Dobutamine is the standard inotrope used as cardiac support for hyperdynamic hypermetabolic patients following acute surgical stress. Amrinone has been utilized in medical patients with heart failure, but its use in hyperdynamic patients to our knowledge has never been reported. We now report the results of a trial of amrinone versus dobutamine in this setting. Over a 3-month period, we compared 28 trials of dobutamine and 27 trials of amrinone in 47 patients. Attempts were made to achieve non-flow-dependent oxygen consumption. Values are expressed as pre/post inotrope. Student's two-tailed t test was used for evaluation. [table: see text] Patients treated initially with dobutamine were slightly younger (mean, 46 vs. 57 years).

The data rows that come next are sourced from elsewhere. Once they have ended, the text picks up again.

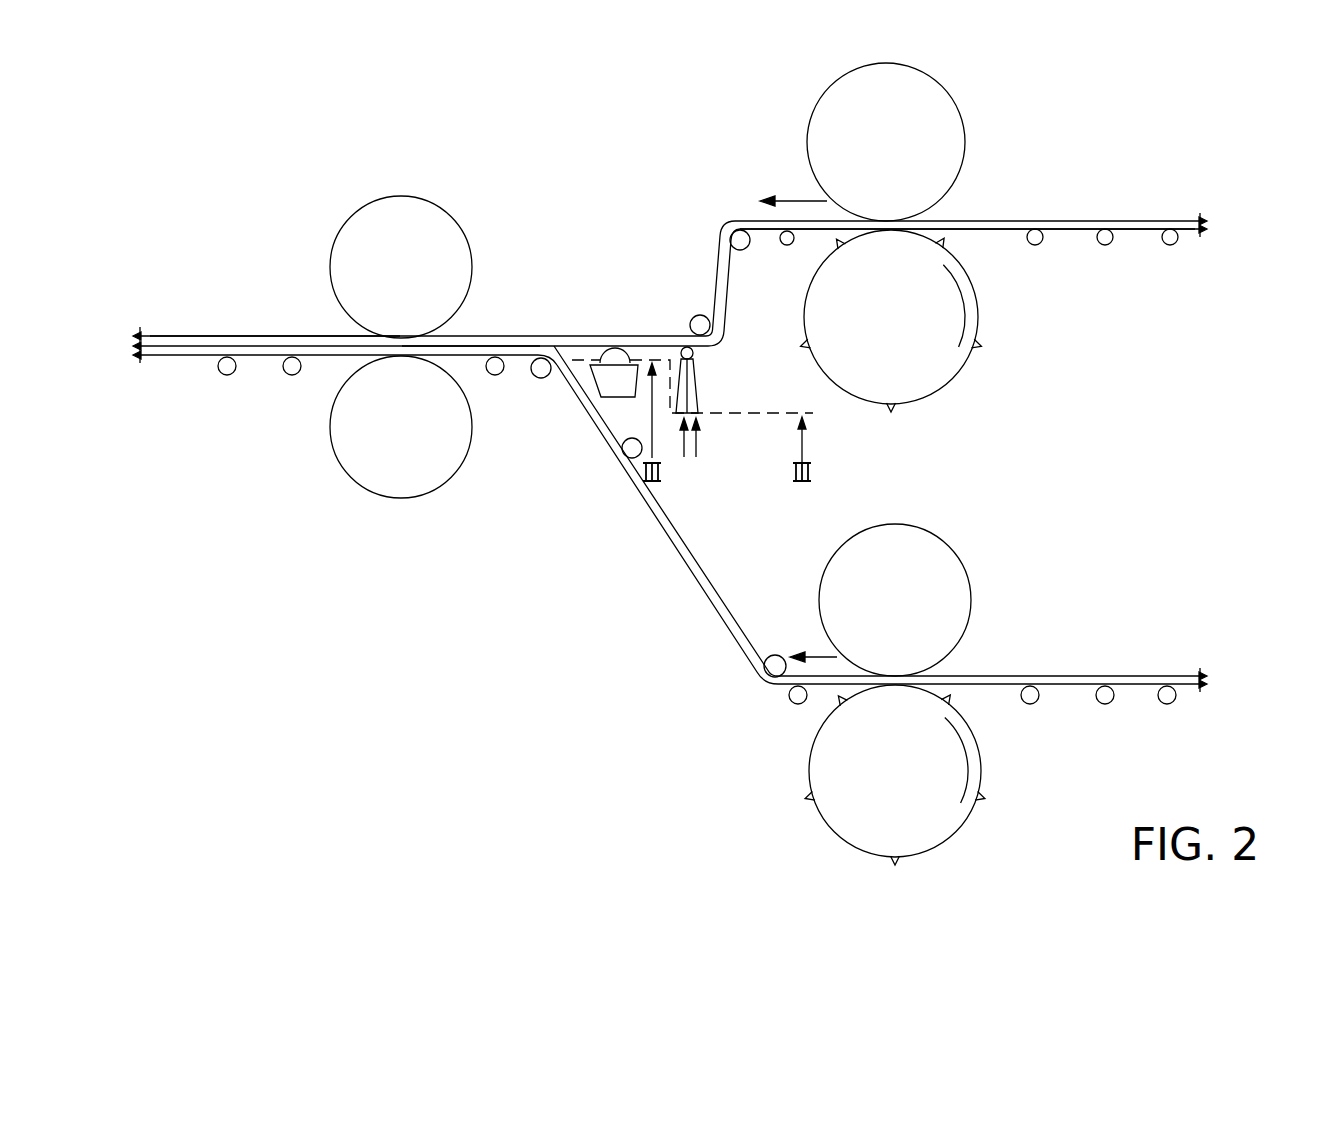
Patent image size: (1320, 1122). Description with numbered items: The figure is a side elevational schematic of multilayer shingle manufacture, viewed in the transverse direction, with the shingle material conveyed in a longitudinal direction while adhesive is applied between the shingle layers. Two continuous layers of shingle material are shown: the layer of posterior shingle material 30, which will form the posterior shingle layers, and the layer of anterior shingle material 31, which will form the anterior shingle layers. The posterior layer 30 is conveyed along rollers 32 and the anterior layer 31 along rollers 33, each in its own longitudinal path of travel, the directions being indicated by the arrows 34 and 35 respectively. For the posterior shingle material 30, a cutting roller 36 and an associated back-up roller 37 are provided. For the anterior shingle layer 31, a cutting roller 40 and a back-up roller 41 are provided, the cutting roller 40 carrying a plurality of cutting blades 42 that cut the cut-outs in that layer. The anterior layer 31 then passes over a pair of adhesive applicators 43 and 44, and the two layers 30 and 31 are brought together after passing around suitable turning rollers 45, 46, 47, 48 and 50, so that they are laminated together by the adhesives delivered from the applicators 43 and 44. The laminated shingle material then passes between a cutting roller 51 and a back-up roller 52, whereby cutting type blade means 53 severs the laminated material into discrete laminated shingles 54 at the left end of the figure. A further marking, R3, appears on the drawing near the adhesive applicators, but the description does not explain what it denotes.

The continuous layer of posterior shingle material 30 is at (678, 557).
The continuous layer of anterior shingle material 31 is at (1097, 222).
The rollers 32 is at (790, 695).
The rollers 33 is at (787, 245).
The arrow 34 is at (822, 653).
The arrow 35 is at (791, 178).
The cutting roller 36 is at (904, 775).
The back-up roller 37 is at (945, 585).
The cutting roller 40 is at (923, 380).
The back-up roller 41 is at (937, 112).
The cutting blades 42 is at (978, 347).
The adhesive applicator 43 is at (695, 380).
The adhesive applicator 44 is at (592, 385).
The turning roller 45 is at (773, 657).
The turning roller 46 is at (740, 250).
The turning roller 47 is at (698, 323).
The turning roller 48 is at (630, 450).
The turning roller 50 is at (535, 370).
The cutting roller 51 is at (358, 437).
The back-up roller 52 is at (362, 230).
The cutting type blade means 53 is at (433, 337).
The discrete laminated shingles 54 is at (217, 333).
The roll / reservoir R3 is at (617, 350).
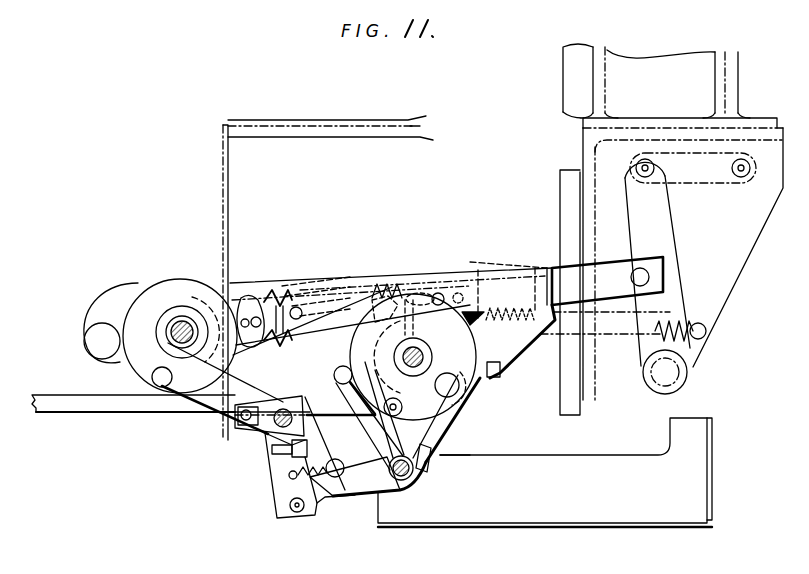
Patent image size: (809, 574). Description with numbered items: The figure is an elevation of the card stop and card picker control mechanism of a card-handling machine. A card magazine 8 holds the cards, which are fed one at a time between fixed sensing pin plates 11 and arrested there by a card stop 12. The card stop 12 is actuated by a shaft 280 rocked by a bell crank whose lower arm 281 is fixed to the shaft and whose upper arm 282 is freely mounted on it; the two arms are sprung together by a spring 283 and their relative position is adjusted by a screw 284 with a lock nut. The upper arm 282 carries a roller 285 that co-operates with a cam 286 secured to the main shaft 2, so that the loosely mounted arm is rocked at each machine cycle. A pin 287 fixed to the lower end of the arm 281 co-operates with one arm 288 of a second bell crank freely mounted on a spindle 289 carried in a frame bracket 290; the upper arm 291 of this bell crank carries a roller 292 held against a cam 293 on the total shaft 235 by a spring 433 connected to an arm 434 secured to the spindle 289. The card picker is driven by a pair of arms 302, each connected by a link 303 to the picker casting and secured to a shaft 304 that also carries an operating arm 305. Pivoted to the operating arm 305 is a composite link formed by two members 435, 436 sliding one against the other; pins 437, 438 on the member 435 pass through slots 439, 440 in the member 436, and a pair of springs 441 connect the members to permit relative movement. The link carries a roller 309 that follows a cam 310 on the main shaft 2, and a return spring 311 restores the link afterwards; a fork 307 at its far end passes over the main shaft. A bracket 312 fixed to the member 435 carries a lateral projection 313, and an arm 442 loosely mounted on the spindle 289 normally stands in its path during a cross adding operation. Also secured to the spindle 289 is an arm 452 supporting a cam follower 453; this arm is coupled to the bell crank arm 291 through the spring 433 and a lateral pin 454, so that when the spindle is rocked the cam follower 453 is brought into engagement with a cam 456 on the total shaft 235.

The main shaft 2 is at (172, 342).
The card magazine 8 is at (726, 89).
The sensing pin plates 11 is at (276, 133).
The card stop 12 is at (222, 168).
The total shaft 235 is at (424, 354).
The shaft 280 is at (277, 432).
The lower arm 281 is at (278, 465).
The upper arm 282 is at (283, 403).
The spring 283 is at (312, 482).
The screw 284 is at (308, 446).
The roller 285 is at (162, 389).
The cam 286 is at (182, 290).
The pin 287 is at (290, 507).
The arm of bell crank 288 is at (358, 488).
The spindle 289 is at (418, 482).
The frame bracket 290 is at (490, 522).
The upper arm of bell crank 291 is at (458, 433).
The roller 292 is at (455, 393).
The cam 293 is at (505, 406).
The arms 302 is at (668, 249).
The link 303 is at (690, 184).
The shaft 304 is at (668, 374).
The operating arm 305 is at (670, 299).
The lever 307 is at (232, 298).
The roller 309 is at (102, 335).
The cam 310 is at (152, 292).
The return spring 311 is at (610, 338).
The bracket 312 is at (533, 343).
The lateral projection 313 is at (500, 378).
The spring 433 is at (415, 470).
The arm 434 is at (398, 482).
The link member 435 is at (467, 283).
The link member 436 is at (428, 277).
The pin 437 is at (447, 297).
The pin 438 is at (298, 308).
The slot 439 is at (456, 297).
The slot 440 is at (309, 322).
The springs 441 is at (321, 300).
The arm 442 is at (459, 413).
The arm 452 is at (340, 381).
The cam follower 453 is at (334, 375).
The lateral pin 454 is at (428, 456).
The cam 456 is at (358, 356).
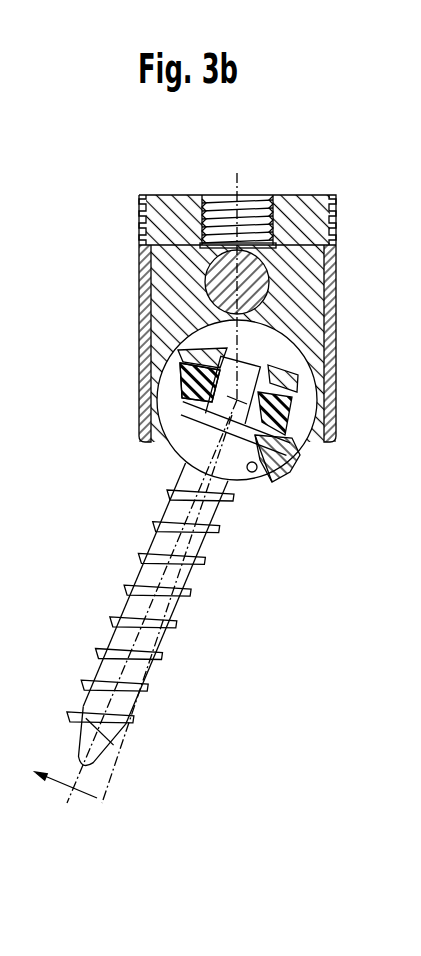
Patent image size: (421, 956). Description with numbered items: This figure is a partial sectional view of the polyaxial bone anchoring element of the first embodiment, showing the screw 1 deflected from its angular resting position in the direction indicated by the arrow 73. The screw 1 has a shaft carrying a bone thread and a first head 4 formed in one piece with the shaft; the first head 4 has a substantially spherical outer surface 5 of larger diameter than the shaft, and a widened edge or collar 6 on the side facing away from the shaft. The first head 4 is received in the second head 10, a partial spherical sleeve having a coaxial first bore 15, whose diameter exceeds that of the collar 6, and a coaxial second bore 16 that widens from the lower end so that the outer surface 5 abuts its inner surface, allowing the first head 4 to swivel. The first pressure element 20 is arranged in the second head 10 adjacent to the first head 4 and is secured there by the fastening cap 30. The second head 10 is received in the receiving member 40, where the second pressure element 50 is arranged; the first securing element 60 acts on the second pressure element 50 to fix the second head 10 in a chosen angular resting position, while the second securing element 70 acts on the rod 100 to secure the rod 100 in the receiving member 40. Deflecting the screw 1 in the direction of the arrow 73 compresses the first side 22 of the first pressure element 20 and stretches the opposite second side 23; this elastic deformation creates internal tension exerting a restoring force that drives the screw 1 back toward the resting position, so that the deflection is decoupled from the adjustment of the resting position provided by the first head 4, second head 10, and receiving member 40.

The screw 1 is at (185, 636).
The first head 4 is at (183, 462).
The spherical outer surface 5 is at (255, 472).
The collar 6 is at (177, 412).
The second head 10 is at (297, 460).
The first bore 15 is at (310, 450).
The second bore 16 is at (170, 447).
The first pressure element 20 is at (170, 378).
The first side 22 is at (183, 368).
The second side 23 is at (283, 408).
The fastening cap 30 is at (282, 365).
The receiving member 40 is at (337, 288).
The second pressure element 50 is at (163, 263).
The first securing element 60 is at (307, 197).
The second securing element 70 is at (252, 197).
The arrow 73 is at (87, 789).
The rod 100 is at (275, 266).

They required slightly higher doses of dobutamine (mean, 12.9 vs. 12.2 micrograms/kg/min) and a slightly longer treatment period (mean, 11.3 vs. 9.8 hours) to achieve the desired effect. Of the 47 trials with dobutamine, six (13%) failed to achieve non-flow-dependent oxygen consumption. All then responded somewhat to amrinone. The failure rate for amrinone was 10%. No patient developed hypotension when treated with either drug. Amrinone is an effective inotrope useful in the cardiovascular support of hyperdynamic patients following surgical stress. Hypotension is not a problem with adequate intravascular volume loading. It should become part of the standard drug regimen in the surgical ICU.